It’s no secret that we’re all rapidly going mobile. The rate at which we are adopting mobile devices has outpaced most predictions – as CGE digital columnist Jeffrey Roy noted this month, Facebook has just passed the 10 million mark for Canadian users accessing their accounts via a mobile device.

But is mobile content keeping pace with mobile hardware?

Shawn Cruise has been hammering away at that question for a few years now. The vice president, public sector, for Adobe argues that the way we engage with content has changed. He delivered that message again last week at Adobe’s third annual Digital Government Assembly in Ottawa (for an overview of the conference, see here).

“If we are not thinking of content as a best practice, we are missing an opportunity,” he said, suggesting that organizations need to think about “creating content from the get-go that can transcend every user experience.”

His colleague, Arun Anantharaman, Adobe’s senior VP of technology, noted that app usage is now almost on a par with TV viewing, so understanding how to make, manage, mobilize and measure the effectiveness of content is crucial.

If you have followed the debates about IT security, you’ll know that the primary knock has been the tendency of many developers to view it as an add-on, a feature bolted on to the program or device at the end of the process, not something designed in from the beginning.

Cruise wants to ensure that conversation doesn’t happen with mobile content.

During an interview last fall at GTEC, he explained why that matters.

“People [now] have higher expectations of the content they are able to access. [Our] experience at home is what we bring to our expectations of the public sector. So it is challenging how government mobilizes content: how from inception and creation of content does it prepare itself to actually deliver and analyze the content.

“When you talk about mobile, it is not about the device. You can say we have a mobile strategy because we support ABC devices, but that is the wrong way to look at it. [It should be], how do I create mobilized content? And then what is the strategy to mobilize the content across our entire infrastructure, with the end result being the citizen who is able to get the service or program or complete a transaction with me faster, more efficiently, and in an operationally more cost effectively way?”

That requires removing some silos and approaching content from a whole-of-organization and whole-of-government perspective.

“I see all levels of government struggling with their digital strategy,” he said. “Most often we confuse content repositories and content management with content strategies. The theme I often hear from all levels is that government has to understand its infrastructure and how it actually publishes content. But it is one step larger. [We need] to look at those creative work flows and content flows, which by their very nature bring in web developers, communications, marketing, ad agencies, integrators, and start to look at that whole process and say, how are we developing processes that produce really rich content?”
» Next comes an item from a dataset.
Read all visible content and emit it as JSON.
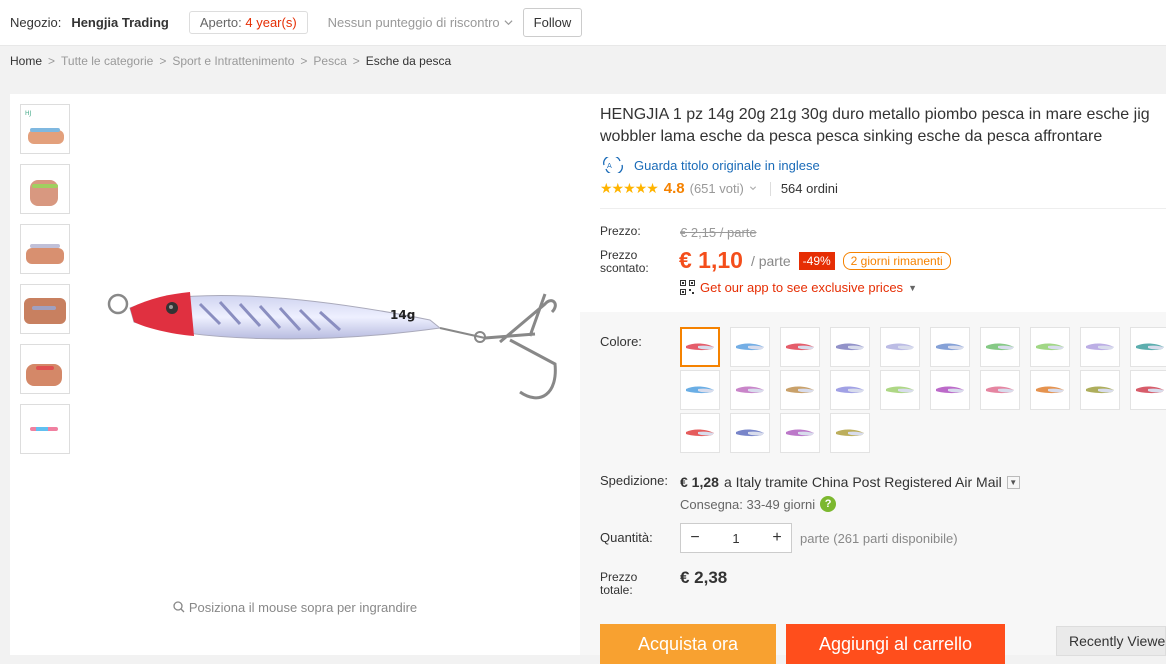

As examples, he points to the immersive yet simple processes now employed by companies such as Nike, ATT, Amazon and others to engage a customer in a personalized, rich and efficient manner.

“When was the last time you had a 30 second interaction with government? In order for us to take advantage of the opportunity, we need to rethink not only web and backend content but we have to embrace the whole process. How do we start to create content that, from the get-go, is designed with security, accessibility, and mobility? It starts right at inception of the creation of the content.

“If you look at some of the better government sites like Tourism New Brunswick or the LCBO, they understand that. If you look at BC Lottery Corp, they are using advanced techniques for analytics, for personalization, for mobilization of content so that when you enter, they are able to establish criteria about you, even if they don’t know who you are…there is so much ghost data that can be garnered to improve your experience. If governments embrace that frontend and design [this] from the start, the efficiency, the service improvements, are off the charts.”